In a victory for former students of Indian residential schools, the Ontario Court of Appeal on Dec. 4 ruled unanimously that pupils who attended the Mohawk Institute near Brantford, Ont., may file suit as a group.
Former students, alleging they were subjected to a range of abuses including physical brutality, inadequate food and clothing and forced participation in Christian religious activities, sought to include all 1,400 native children who attended the school between 1922 and 1969.
The class action – the first schools lawsuit in Canada to be certified – names as plaintiffs the government of Canada, the Anglican diocese of Huron and the New England Company, a British charitable organization that operated the school. General Synod (the national office of the Anglican Church of Canada) is not named in the suit which seeks $1 billion in damages.
Archdeacon Jim Boyles, the national church’s general secretary, said in a statement that the decision does not affect the church’s settlement agreement with the federal government which capped church liability at $25 million.

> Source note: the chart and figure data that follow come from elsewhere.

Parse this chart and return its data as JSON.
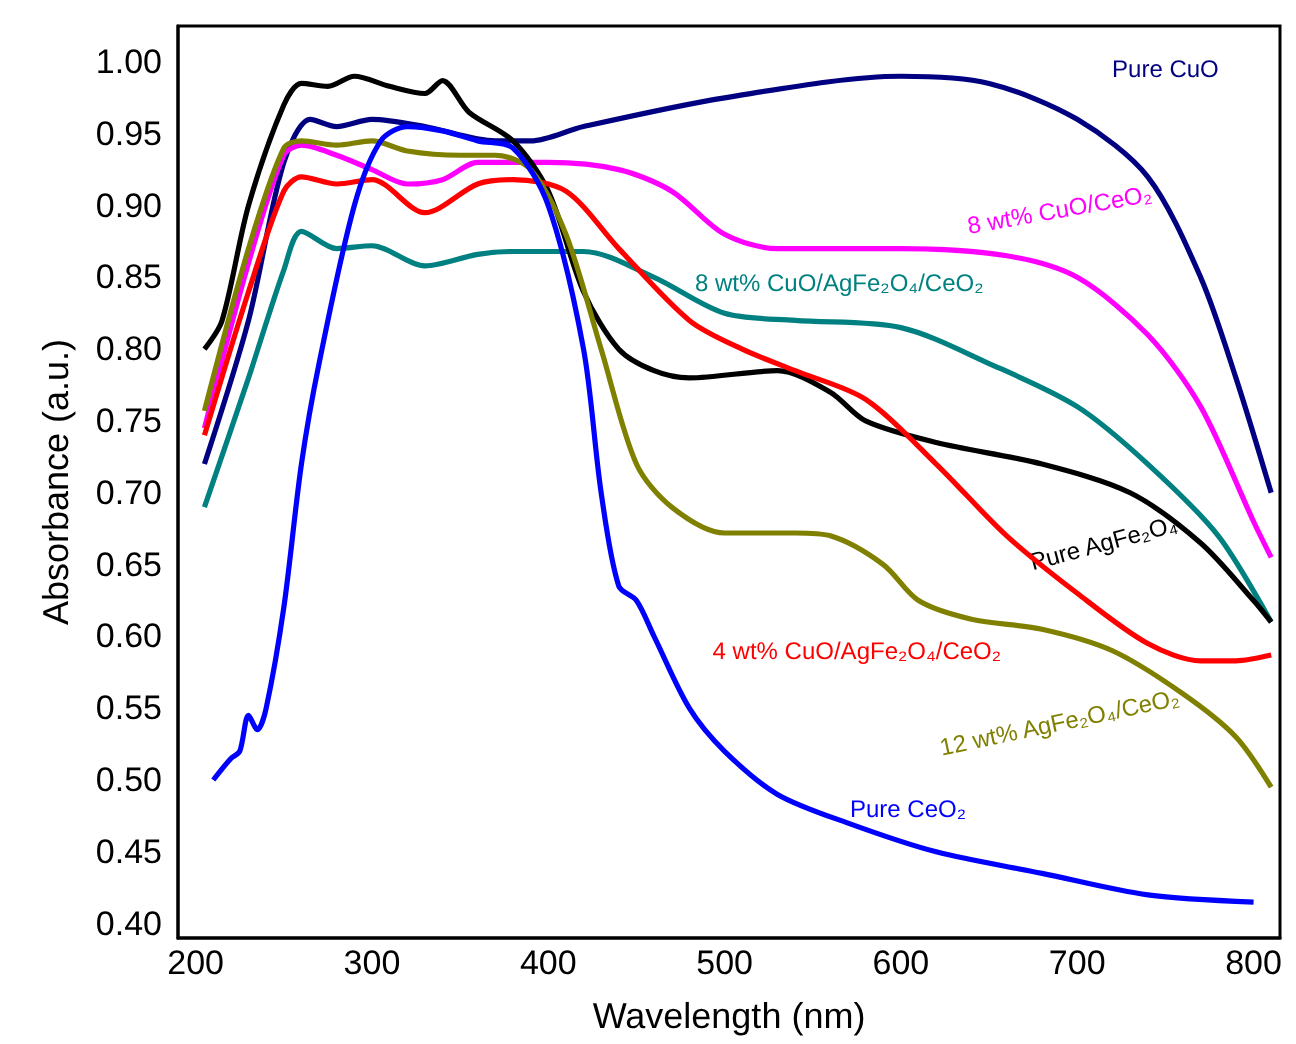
{
  "chart_data": {
    "type": "line",
    "xlabel": "Wavelength (nm)",
    "ylabel": "Absorbance (a.u.)",
    "xlim": [
      190,
      815
    ],
    "ylim": [
      0.39,
      1.025
    ],
    "xticks": [
      200,
      300,
      400,
      500,
      600,
      700,
      800
    ],
    "yticks": [
      {
        "value": 0.4,
        "label": "0.40"
      },
      {
        "value": 0.45,
        "label": "0.45"
      },
      {
        "value": 0.5,
        "label": "0.50"
      },
      {
        "value": 0.55,
        "label": "0.55"
      },
      {
        "value": 0.6,
        "label": "0.60"
      },
      {
        "value": 0.65,
        "label": "0.65"
      },
      {
        "value": 0.7,
        "label": "0.70"
      },
      {
        "value": 0.75,
        "label": "0.75"
      },
      {
        "value": 0.8,
        "label": "0.80"
      },
      {
        "value": 0.85,
        "label": "0.85"
      },
      {
        "value": 0.9,
        "label": "0.90"
      },
      {
        "value": 0.95,
        "label": "0.95"
      },
      {
        "value": 1.0,
        "label": "1.00"
      }
    ],
    "grid": false,
    "marker": "none",
    "line_style": "solid",
    "series": [
      {
        "name": "Pure CuO",
        "color": "#000080",
        "x": [
          205,
          230,
          250,
          265,
          280,
          300,
          330,
          370,
          390,
          420,
          500,
          600,
          650,
          700,
          740,
          770,
          790,
          810
        ],
        "values": [
          0.72,
          0.82,
          0.93,
          0.96,
          0.955,
          0.96,
          0.955,
          0.945,
          0.945,
          0.955,
          0.975,
          0.99,
          0.985,
          0.96,
          0.92,
          0.85,
          0.78,
          0.7
        ]
      },
      {
        "name": "8 wt% CuO/CeO₂",
        "color": "#ff00ff",
        "x": [
          205,
          230,
          250,
          260,
          280,
          300,
          320,
          340,
          360,
          400,
          440,
          470,
          500,
          530,
          600,
          660,
          700,
          740,
          770,
          800,
          810
        ],
        "values": [
          0.745,
          0.86,
          0.935,
          0.942,
          0.935,
          0.925,
          0.915,
          0.918,
          0.93,
          0.93,
          0.925,
          0.91,
          0.88,
          0.87,
          0.87,
          0.865,
          0.85,
          0.81,
          0.76,
          0.68,
          0.655
        ]
      },
      {
        "name": "8 wt% CuO/AgFe₂O₄/CeO₂",
        "color": "#008080",
        "x": [
          205,
          230,
          250,
          260,
          280,
          300,
          330,
          360,
          380,
          420,
          460,
          500,
          540,
          600,
          650,
          700,
          740,
          780,
          810
        ],
        "values": [
          0.69,
          0.78,
          0.855,
          0.882,
          0.87,
          0.872,
          0.858,
          0.866,
          0.868,
          0.868,
          0.85,
          0.825,
          0.82,
          0.815,
          0.79,
          0.76,
          0.72,
          0.67,
          0.61
        ]
      },
      {
        "name": "Pure AgFe₂O₄",
        "color": "#000000",
        "x": [
          205,
          215,
          230,
          250,
          260,
          275,
          290,
          310,
          330,
          340,
          355,
          380,
          400,
          420,
          440,
          460,
          480,
          530,
          560,
          580,
          620,
          680,
          730,
          770,
          800,
          810
        ],
        "values": [
          0.8,
          0.82,
          0.9,
          0.97,
          0.985,
          0.983,
          0.99,
          0.983,
          0.978,
          0.987,
          0.965,
          0.945,
          0.91,
          0.84,
          0.8,
          0.785,
          0.78,
          0.785,
          0.77,
          0.75,
          0.735,
          0.72,
          0.7,
          0.665,
          0.625,
          0.61
        ]
      },
      {
        "name": "4 wt% CuO/AgFe₂O₄/CeO₂",
        "color": "#ff0000",
        "x": [
          205,
          230,
          250,
          260,
          280,
          300,
          330,
          360,
          380,
          410,
          440,
          480,
          510,
          540,
          580,
          620,
          660,
          700,
          740,
          770,
          790,
          810
        ],
        "values": [
          0.74,
          0.84,
          0.91,
          0.92,
          0.915,
          0.918,
          0.895,
          0.915,
          0.918,
          0.91,
          0.87,
          0.82,
          0.8,
          0.785,
          0.765,
          0.72,
          0.67,
          0.63,
          0.595,
          0.583,
          0.583,
          0.587
        ]
      },
      {
        "name": "12 wt% AgFe₂O₄/CeO₂",
        "color": "#808000",
        "x": [
          205,
          230,
          250,
          260,
          280,
          300,
          320,
          350,
          370,
          390,
          410,
          430,
          450,
          470,
          500,
          540,
          560,
          590,
          610,
          640,
          680,
          720,
          760,
          790,
          810
        ],
        "values": [
          0.757,
          0.87,
          0.94,
          0.945,
          0.942,
          0.945,
          0.938,
          0.935,
          0.935,
          0.925,
          0.88,
          0.8,
          0.72,
          0.69,
          0.672,
          0.672,
          0.67,
          0.65,
          0.625,
          0.612,
          0.605,
          0.59,
          0.56,
          0.53,
          0.495
        ]
      },
      {
        "name": "Pure CeO₂",
        "color": "#0000ff",
        "x": [
          210,
          220,
          225,
          230,
          235,
          240,
          250,
          260,
          270,
          290,
          305,
          320,
          340,
          360,
          380,
          400,
          420,
          430,
          440,
          450,
          460,
          480,
          500,
          530,
          570,
          620,
          680,
          740,
          800
        ],
        "values": [
          0.5,
          0.515,
          0.52,
          0.545,
          0.535,
          0.55,
          0.62,
          0.72,
          0.79,
          0.9,
          0.945,
          0.955,
          0.952,
          0.945,
          0.94,
          0.9,
          0.8,
          0.7,
          0.635,
          0.625,
          0.6,
          0.55,
          0.52,
          0.49,
          0.47,
          0.45,
          0.435,
          0.42,
          0.415
        ]
      }
    ]
  }
}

In certifying the class action, the court of appeal reversed decisions by lower courts, which had declined to approve a class action on the grounds that the students’ abuse claims varied. However, Court of Appeal Justice Stephen Goudge, writing on behalf of the three-judge panel, said the plaintiffs “seek to represent many who are aging, very poor and in some cases still very emotionally troubled by their experiences at the school … Access to justice would be greatly enhanced by a single trial of the common issues.”
The ruling also criticized the government’s alternate dispute resolution process, designed to give former students of all schools with abuse claims faster access to a hearing and a potential settlement. “(The process) does not compare favourably with a common trial,” said the judgment. “It deals only with physical and sexual abuse. It caps the amount of possible recovery.”
Archdeacon James Dugan, development officer for the London, Ont.-based diocese of Huron, said the diocese was saddened by the ruling. “We were not managers or operators of the school. We (are) disappointed that we continue to be part of the suit,” he said. Although the New England Company and, after 1922, the federal government, ran the school, the diocese of Huron nominated clergy twice to the position of principal.
The appeal court’s decision could have ramifications for a much larger class action, filed in the Ontario Superior Court of Justice on behalf of all living former students of residential schools, estimated to number about 90,000. That action, which has not been certified, seeks $12.5 billion in damages.
The Mohawk Institute opened in 1828 and ceased operating as a school in 1969.